Let $\left( e_n \right)$ be an orthonormal sequence in an inner product space $X$. Then for every $x \in X$, we have $$ \sum_{n=1}^\infty \left\vert \langle x, e_n \rangle \right\vert^2 \ \leq \ \Vert x \Vert^2, $$ where $\Vert \cdot \Vert$ denotes the norm induced by the inner product. This is called the Bessel inequality.
Now how to derive the following inequality, called the Schwarz inequality, from the Bessel inequality?
For any elements $x, y \in X$, $$ \vert \langle x, y \rangle \vert \ \leq \ \Vert x \Vert \cdot \Vert y \Vert. $$
In the finite-dimensional case, this is not so hard as in this case the orthonormal sequence will have only finitely many (distinct) terms, say, $\{e_1, \ldots, e_n\}$, and the last set will then become a basis of $X$.
So every $x, y \in X$ have the unique representations $$x = \sum_{i=1}^n \langle x, e_i \rangle e_i$$ and $$y = \sum_{i=1}^n \langle y, e_i \rangle e_i,$$ respectively, as a linear combination of the $e_i$s.

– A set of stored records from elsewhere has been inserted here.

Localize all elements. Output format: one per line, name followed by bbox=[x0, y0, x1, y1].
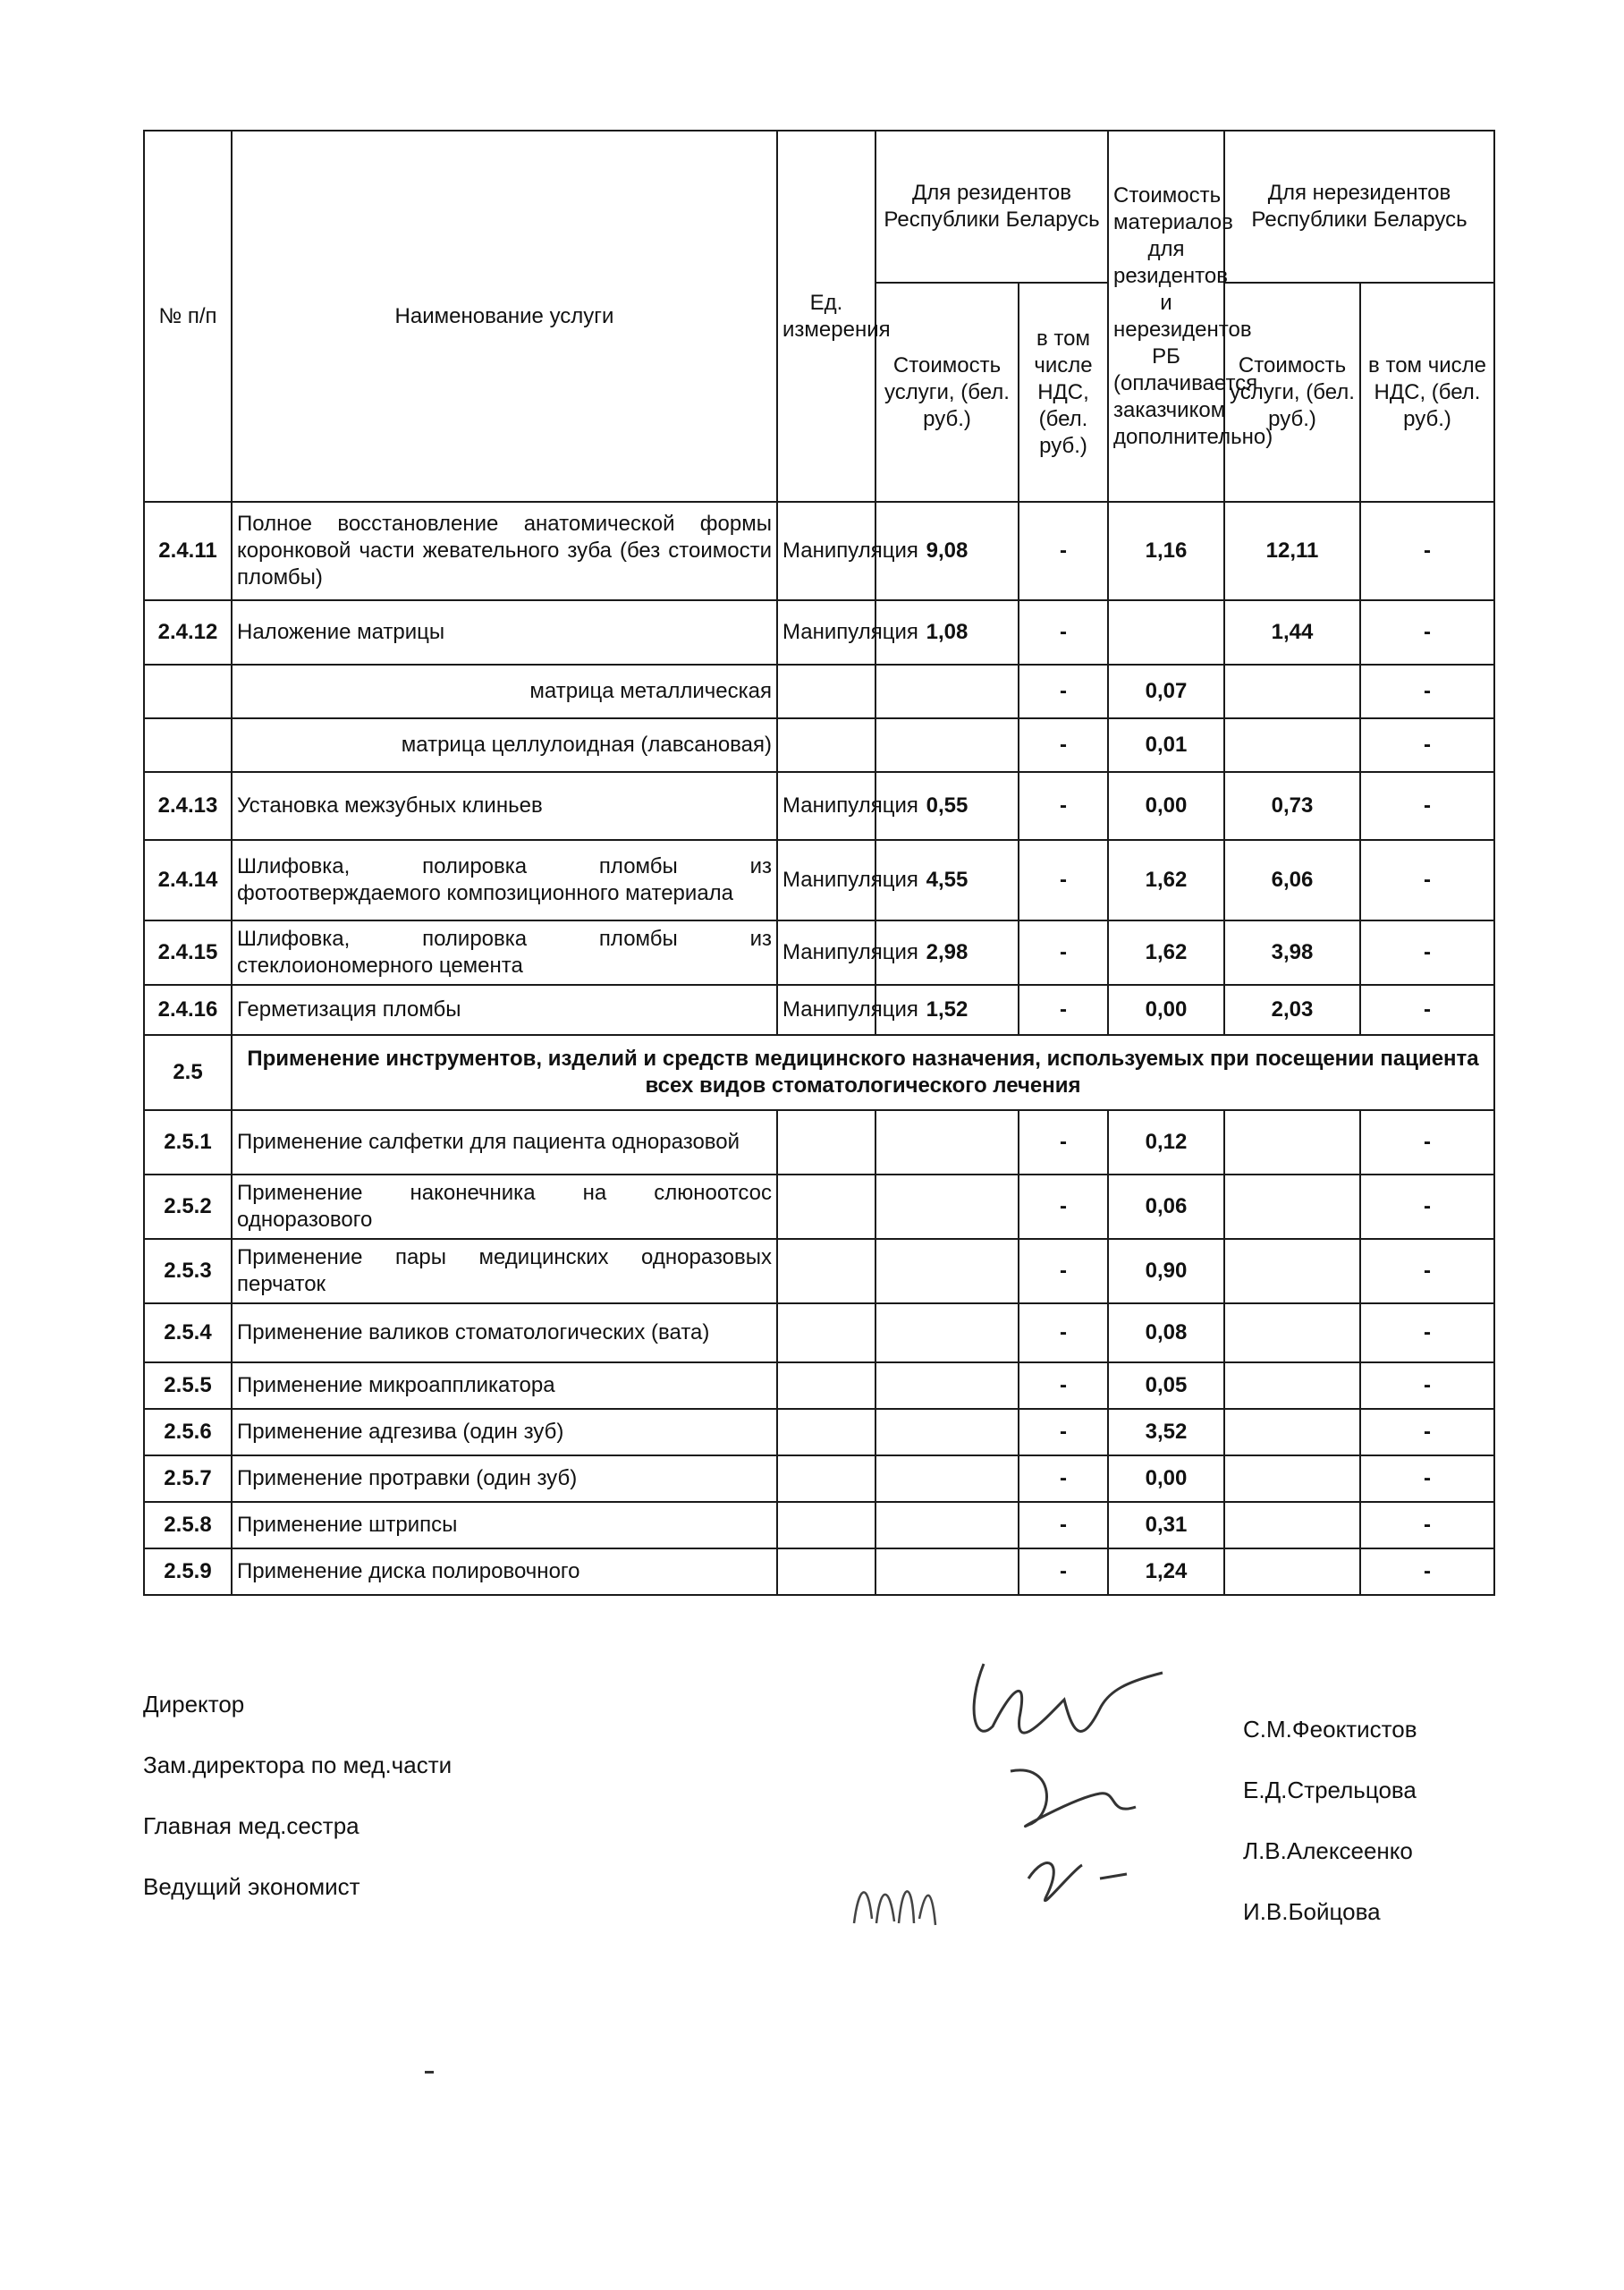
row-number: 2.5.7 bbox=[144, 1455, 232, 1502]
cost-nonresident: 1,44 bbox=[1224, 600, 1360, 665]
table-row bbox=[144, 840, 1494, 920]
unit-cell bbox=[777, 1455, 875, 1502]
vat-nonresident: - bbox=[1360, 600, 1494, 665]
material-cost: 0,00 bbox=[1108, 1455, 1224, 1502]
material-cost: 0,12 bbox=[1108, 1110, 1224, 1175]
signatory-title: Ведущий экономист bbox=[143, 1873, 360, 1900]
unit-cell: Манипуляция bbox=[777, 772, 875, 840]
row-number: 2.5.4 bbox=[144, 1303, 232, 1362]
cost-resident bbox=[875, 1548, 1019, 1595]
unit-cell: Манипуляция bbox=[777, 600, 875, 665]
header-material: Стоимость материалов для резидентов и нерезидентов РБ (оплачивается заказчиком дополнительно) bbox=[1108, 131, 1224, 502]
table-row bbox=[144, 1548, 1494, 1595]
service-name: Применение диска полировочного bbox=[232, 1548, 777, 1595]
row-number: 2.4.15 bbox=[144, 920, 232, 985]
row-number: 2.4.11 bbox=[144, 502, 232, 600]
cost-nonresident bbox=[1224, 1502, 1360, 1548]
cost-nonresident: 0,73 bbox=[1224, 772, 1360, 840]
cost-resident: 4,55 bbox=[875, 840, 1019, 920]
vat-resident: - bbox=[1019, 920, 1108, 985]
header-vat-nonres: в том числе НДС, (бел. руб.) bbox=[1360, 283, 1494, 502]
row-number: 2.4.16 bbox=[144, 985, 232, 1035]
vat-nonresident: - bbox=[1360, 1303, 1494, 1362]
unit-cell bbox=[777, 1175, 875, 1239]
header-cost: Стоимость услуги, (бел. руб.) bbox=[875, 283, 1019, 502]
unit-cell bbox=[777, 1239, 875, 1303]
vat-resident: - bbox=[1019, 1110, 1108, 1175]
unit-cell bbox=[777, 1548, 875, 1595]
unit-cell bbox=[777, 1110, 875, 1175]
table-row bbox=[144, 600, 1494, 665]
cost-resident bbox=[875, 1175, 1019, 1239]
service-name: Применение пары медицинских одноразовых перчаток bbox=[232, 1239, 777, 1303]
material-cost: 0,90 bbox=[1108, 1239, 1224, 1303]
cost-nonresident bbox=[1224, 1175, 1360, 1239]
material-cost: 0,00 bbox=[1108, 772, 1224, 840]
table-row bbox=[144, 718, 1494, 772]
cost-nonresident bbox=[1224, 1409, 1360, 1455]
service-name: Применение валиков стоматологических (вата) bbox=[232, 1303, 777, 1362]
signatory-name: Л.В.Алексеенко bbox=[1243, 1837, 1413, 1864]
cost-nonresident bbox=[1224, 1362, 1360, 1409]
cost-nonresident bbox=[1224, 665, 1360, 718]
cost-nonresident bbox=[1224, 1548, 1360, 1595]
vat-resident: - bbox=[1019, 718, 1108, 772]
table-row bbox=[144, 665, 1494, 718]
vat-resident: - bbox=[1019, 840, 1108, 920]
table-row bbox=[144, 1175, 1494, 1239]
material-cost: 0,06 bbox=[1108, 1175, 1224, 1239]
cost-nonresident bbox=[1224, 718, 1360, 772]
material-cost: 1,62 bbox=[1108, 920, 1224, 985]
table-row bbox=[144, 502, 1494, 600]
vat-nonresident: - bbox=[1360, 1175, 1494, 1239]
table-row bbox=[144, 1455, 1494, 1502]
service-name: Наложение матрицы bbox=[232, 600, 777, 665]
unit-cell bbox=[777, 1409, 875, 1455]
signatory-name: С.М.Феоктистов bbox=[1243, 1716, 1417, 1743]
vat-nonresident: - bbox=[1360, 840, 1494, 920]
material-cost: 0,01 bbox=[1108, 718, 1224, 772]
header-num: № п/п bbox=[144, 131, 232, 502]
table-row bbox=[144, 985, 1494, 1035]
material-cost: 0,00 bbox=[1108, 985, 1224, 1035]
cost-resident: 9,08 bbox=[875, 502, 1019, 600]
cost-resident bbox=[875, 1362, 1019, 1409]
service-name: матрица целлулоидная (лавсановая) bbox=[232, 718, 777, 772]
header-row-1 bbox=[144, 131, 1494, 283]
material-cost: 3,52 bbox=[1108, 1409, 1224, 1455]
handwritten-signature bbox=[948, 1637, 1216, 1932]
material-cost: 0,07 bbox=[1108, 665, 1224, 718]
cost-nonresident bbox=[1224, 1239, 1360, 1303]
row-number: 2.5.9 bbox=[144, 1548, 232, 1595]
unit-cell: Манипуляция bbox=[777, 840, 875, 920]
row-number: 2.5.1 bbox=[144, 1110, 232, 1175]
table-row bbox=[144, 920, 1494, 985]
service-name: Применение протравки (один зуб) bbox=[232, 1455, 777, 1502]
header-vat: в том числе НДС, (бел. руб.) bbox=[1019, 283, 1108, 502]
cost-resident bbox=[875, 1502, 1019, 1548]
row-number: 2.5.6 bbox=[144, 1409, 232, 1455]
row-number bbox=[144, 665, 232, 718]
vat-nonresident: - bbox=[1360, 718, 1494, 772]
row-number: 2.5.3 bbox=[144, 1239, 232, 1303]
vat-resident: - bbox=[1019, 1362, 1108, 1409]
unit-cell bbox=[777, 665, 875, 718]
vat-resident: - bbox=[1019, 772, 1108, 840]
cost-nonresident bbox=[1224, 1303, 1360, 1362]
vat-resident: - bbox=[1019, 1303, 1108, 1362]
cost-nonresident: 6,06 bbox=[1224, 840, 1360, 920]
signatory-title: Главная мед.сестра bbox=[143, 1812, 359, 1839]
row-number: 2.5.2 bbox=[144, 1175, 232, 1239]
vat-resident: - bbox=[1019, 1239, 1108, 1303]
cost-resident bbox=[875, 665, 1019, 718]
unit-cell: Манипуляция bbox=[777, 502, 875, 600]
vat-resident: - bbox=[1019, 1502, 1108, 1548]
vat-resident: - bbox=[1019, 1409, 1108, 1455]
cost-resident: 1,52 bbox=[875, 985, 1019, 1035]
row-number: 2.4.13 bbox=[144, 772, 232, 840]
row-number: 2.5.5 bbox=[144, 1362, 232, 1409]
material-cost: 1,24 bbox=[1108, 1548, 1224, 1595]
row-number: 2.5.8 bbox=[144, 1502, 232, 1548]
service-name: Применение штрипсы bbox=[232, 1502, 777, 1548]
header-unit: Ед. измерения bbox=[777, 131, 875, 502]
material-cost: 0,05 bbox=[1108, 1362, 1224, 1409]
header-name: Наименование услуги bbox=[232, 131, 777, 502]
vat-resident: - bbox=[1019, 1175, 1108, 1239]
section-title: Применение инструментов, изделий и средств медицинского назначения, используемых при посещении пациента всех видов стоматологического лечения bbox=[232, 1035, 1494, 1110]
vat-nonresident: - bbox=[1360, 1502, 1494, 1548]
service-name: Шлифовка, полировка пломбы из фотоотверждаемого композиционного материала bbox=[232, 840, 777, 920]
table-row bbox=[144, 1110, 1494, 1175]
vat-resident: - bbox=[1019, 502, 1108, 600]
scan-mark bbox=[425, 2071, 434, 2074]
service-name: Применение микроаппликатора bbox=[232, 1362, 777, 1409]
cost-resident bbox=[875, 718, 1019, 772]
cost-nonresident: 12,11 bbox=[1224, 502, 1360, 600]
vat-resident: - bbox=[1019, 665, 1108, 718]
header-cost-nonres: Стоимость услуги, (бел. руб.) bbox=[1224, 283, 1360, 502]
row-number bbox=[144, 718, 232, 772]
unit-cell bbox=[777, 1502, 875, 1548]
service-name: матрица металлическая bbox=[232, 665, 777, 718]
vat-nonresident: - bbox=[1360, 920, 1494, 985]
service-name: Полное восстановление анатомической формы коронковой части жевательного зуба (без стоимости пломбы) bbox=[232, 502, 777, 600]
cost-nonresident bbox=[1224, 1110, 1360, 1175]
header-nonresidents: Для нерезидентов Республики Беларусь bbox=[1224, 131, 1494, 283]
row-number: 2.4.14 bbox=[144, 840, 232, 920]
service-name: Установка межзубных клиньев bbox=[232, 772, 777, 840]
signatories-block bbox=[143, 1691, 1484, 1977]
vat-resident: - bbox=[1019, 985, 1108, 1035]
handwritten-initials bbox=[850, 1870, 957, 1932]
vat-nonresident: - bbox=[1360, 1110, 1494, 1175]
signatory-title: Зам.директора по мед.части bbox=[143, 1751, 453, 1778]
price-table bbox=[143, 130, 1495, 1596]
cost-resident bbox=[875, 1110, 1019, 1175]
table-row bbox=[144, 1239, 1494, 1303]
vat-nonresident: - bbox=[1360, 1362, 1494, 1409]
material-cost: 1,62 bbox=[1108, 840, 1224, 920]
vat-nonresident: - bbox=[1360, 985, 1494, 1035]
header-residents: Для резидентов Республики Беларусь bbox=[875, 131, 1108, 283]
unit-cell bbox=[777, 1303, 875, 1362]
material-cost bbox=[1108, 600, 1224, 665]
material-cost: 0,08 bbox=[1108, 1303, 1224, 1362]
unit-cell: Манипуляция bbox=[777, 920, 875, 985]
section-number: 2.5 bbox=[144, 1035, 232, 1110]
signatory-title: Директор bbox=[143, 1691, 245, 1718]
vat-resident: - bbox=[1019, 600, 1108, 665]
cost-resident bbox=[875, 1239, 1019, 1303]
material-cost: 1,16 bbox=[1108, 502, 1224, 600]
cost-resident: 1,08 bbox=[875, 600, 1019, 665]
cost-nonresident: 2,03 bbox=[1224, 985, 1360, 1035]
vat-nonresident: - bbox=[1360, 502, 1494, 600]
vat-nonresident: - bbox=[1360, 665, 1494, 718]
unit-cell: Манипуляция bbox=[777, 985, 875, 1035]
cost-resident bbox=[875, 1303, 1019, 1362]
cost-resident bbox=[875, 1455, 1019, 1502]
service-name: Применение адгезива (один зуб) bbox=[232, 1409, 777, 1455]
signatory-name: И.В.Бойцова bbox=[1243, 1898, 1381, 1925]
section-row bbox=[144, 1035, 1494, 1110]
cost-resident: 2,98 bbox=[875, 920, 1019, 985]
vat-nonresident: - bbox=[1360, 1548, 1494, 1595]
vat-resident: - bbox=[1019, 1455, 1108, 1502]
vat-resident: - bbox=[1019, 1548, 1108, 1595]
table-row bbox=[144, 772, 1494, 840]
cost-resident bbox=[875, 1409, 1019, 1455]
unit-cell bbox=[777, 718, 875, 772]
row-number: 2.4.12 bbox=[144, 600, 232, 665]
vat-nonresident: - bbox=[1360, 1455, 1494, 1502]
vat-nonresident: - bbox=[1360, 1239, 1494, 1303]
table-row bbox=[144, 1303, 1494, 1362]
cost-nonresident bbox=[1224, 1455, 1360, 1502]
vat-nonresident: - bbox=[1360, 1409, 1494, 1455]
cost-nonresident: 3,98 bbox=[1224, 920, 1360, 985]
vat-nonresident: - bbox=[1360, 772, 1494, 840]
cost-resident: 0,55 bbox=[875, 772, 1019, 840]
table-row bbox=[144, 1362, 1494, 1409]
service-name: Герметизация пломбы bbox=[232, 985, 777, 1035]
table-row bbox=[144, 1409, 1494, 1455]
signatory-name: Е.Д.Стрельцова bbox=[1243, 1777, 1417, 1803]
table-row bbox=[144, 1502, 1494, 1548]
unit-cell bbox=[777, 1362, 875, 1409]
service-name: Применение салфетки для пациента одноразовой bbox=[232, 1110, 777, 1175]
service-name: Применение наконечника на слюноотсос одноразового bbox=[232, 1175, 777, 1239]
service-name: Шлифовка, полировка пломбы из стеклоиономерного цемента bbox=[232, 920, 777, 985]
material-cost: 0,31 bbox=[1108, 1502, 1224, 1548]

Then we would have $$\Vert x \Vert^2 = \langle x, x \rangle = \sum_{i=1}^n \left\vert \langle x, e_i \rangle \right\vert^2,$$ $$\Vert y \Vert^2 = \langle y, y \rangle = \sum_{i=1}^n \left\vert \langle y, e_i \rangle \right\vert^2,$$ and $$\langle x, y \rangle = \sum_{i=1}^n \left( \langle x, e_i \rangle \cdot \overline{\langle y, e_i \rangle} \right);$$ so that $$ \begin{align*} \left\vert \langle x, y \rangle \right\vert &= \left\vert \sum_{i=1}^n \left( \langle x, e_i \rangle \cdot \overline{\langle y, e_i \rangle } \right) \right\vert \\ &\leq \sum_{i=1}^n \left( \left\vert \langle x, e_i \rangle \right\vert \cdot \left\vert \langle y, e_i \rangle \right\vert \right) \\ &\leq \sqrt{\left( \sum_{i=1}^n \left\vert \langle x, e_i \rangle \right\vert \right)} \cdot \sqrt{\left( \sum_{i=1}^n \left\vert \langle y, e_i \rangle \right\vert \right) } \\ &= \Vert x \Vert \cdot \Vert y \Vert. \end{align*} $$
Is this reasoning correct?
And if so, then how to tackle the case when $X$ is infinite-dimensional?
What you are doing is actually using Schwarz inequality to prove Schawarz inequality.
In the last step you need to use the Holder's Inequality as follows \begin{align} |\langle x,y\rangle|& = \biggl{|}\sum_\limits{n=1}^{\infty}\langle x,e_1\rangle \overline{\langle y,e_i\rangle}\biggr{|}\\ &\leq \sum_\limits{n=1}^{\infty}|\langle x,e_1\rangle|| \overline{\langle y,e_i\rangle}|\\ &\leq \sqrt{\sum_\limits{n=1}^{\infty}|\langle x,e_1\rangle|^2} \sqrt{\sum_\limits{n=1}^{\infty}|\langle y,e_1\rangle|^2} && \text{ (Holder's Inequality)}\\ &\leq \|x\|\|y\| && \text{(Bessel's Inequality)}. \end{align}
$\textbf{EDIT:}$ Sorry for this not helping answer. An easy way out is as follows:
Let $x\in X$ and let $y\neq 0$ be given. Then just take $e=\frac{y}{\|y\|}$. This $\{e\}$ only makes an orthonormal system. So, by Bessel's Inequality it will follow that $|\langle x,e\rangle|^2 \leq \|x\|^2$. Now just multiply both sides by $\|y\|$ to get $|\langle x,y\rangle|^2\leq \|x\|\|y\|$.